I have 2. The People's Republic of Walmart is one. Maybe I feel this way because I work in the industry and I'm a little familiar with central planning techniques... but I just thought it was all fluff with little substance. I felt like more than one chapter was just "Walmart and Amazon do central planning so it's possible" without getting into a lot of the details. Very little about the nuts and bolts of central planning. Throw in a good dose of anti-Stalinism when the man oversaw successful central planning... I just didn't get anything out of it. Might be OK if you want a real basic introduction behind the ideas of planning but honestly I bet like 95% of you already know more about it than you realize.

And I love Graeber but jeez, I couldn't even finish Bullshit Jobs. It felt like a good article that was blown out into a book.
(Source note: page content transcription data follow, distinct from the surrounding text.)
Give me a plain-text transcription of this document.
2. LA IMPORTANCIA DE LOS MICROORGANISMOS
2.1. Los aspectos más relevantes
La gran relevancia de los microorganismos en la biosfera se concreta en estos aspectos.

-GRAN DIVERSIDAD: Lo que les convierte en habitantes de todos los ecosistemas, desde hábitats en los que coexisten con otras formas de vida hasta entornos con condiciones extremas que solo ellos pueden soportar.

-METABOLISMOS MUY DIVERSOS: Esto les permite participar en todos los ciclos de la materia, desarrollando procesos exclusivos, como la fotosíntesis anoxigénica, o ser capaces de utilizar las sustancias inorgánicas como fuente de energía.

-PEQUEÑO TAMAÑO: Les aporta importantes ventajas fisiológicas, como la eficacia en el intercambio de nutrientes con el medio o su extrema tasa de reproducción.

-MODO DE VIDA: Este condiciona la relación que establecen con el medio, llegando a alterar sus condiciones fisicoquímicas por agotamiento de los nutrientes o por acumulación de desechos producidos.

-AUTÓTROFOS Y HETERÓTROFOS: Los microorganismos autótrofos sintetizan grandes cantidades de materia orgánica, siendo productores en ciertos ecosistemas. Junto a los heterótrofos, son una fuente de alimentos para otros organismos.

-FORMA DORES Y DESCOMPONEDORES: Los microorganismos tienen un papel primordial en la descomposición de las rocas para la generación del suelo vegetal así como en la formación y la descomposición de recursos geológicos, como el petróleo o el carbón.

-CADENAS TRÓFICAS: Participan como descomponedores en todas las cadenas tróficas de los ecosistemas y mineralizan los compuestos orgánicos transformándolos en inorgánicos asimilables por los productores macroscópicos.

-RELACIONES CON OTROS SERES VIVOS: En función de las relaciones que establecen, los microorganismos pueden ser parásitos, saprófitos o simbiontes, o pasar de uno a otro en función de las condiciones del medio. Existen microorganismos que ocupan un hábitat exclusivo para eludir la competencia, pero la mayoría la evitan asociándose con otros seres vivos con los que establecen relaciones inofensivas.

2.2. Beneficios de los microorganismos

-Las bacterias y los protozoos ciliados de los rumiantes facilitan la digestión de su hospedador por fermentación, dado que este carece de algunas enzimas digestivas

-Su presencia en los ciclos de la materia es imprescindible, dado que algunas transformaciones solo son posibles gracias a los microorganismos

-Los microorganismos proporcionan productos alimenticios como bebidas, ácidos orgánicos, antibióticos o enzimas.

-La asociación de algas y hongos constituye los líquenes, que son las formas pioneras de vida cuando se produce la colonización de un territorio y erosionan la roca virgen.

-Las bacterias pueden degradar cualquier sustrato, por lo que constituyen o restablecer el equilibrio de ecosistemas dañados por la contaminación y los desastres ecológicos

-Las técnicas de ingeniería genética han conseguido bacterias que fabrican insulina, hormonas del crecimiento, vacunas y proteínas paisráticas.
Maybe my expectations were too high but I felt like he spent way too many pages getting into minutiae about what is/isn't a bullshit job without actually making a broader point.

  • DoubleShot [he/him]
    hexagon
    ·
    2 years ago

    It's not unreasonable to think that a lot of the founding slaveowners were worried that the British would eventually outlaw slavery. The issue is we don't have any hard evidence that they actually thought this, so all we can do is make a supposition, not a book about it.

    • RedQuestionAsker2 [he/him, she/her]
      ·
      2 years ago

      Yeah, I went in to the book thinking it would be a slam dunk because it seems so on it's face obvious.

      But the substance just really isn't there.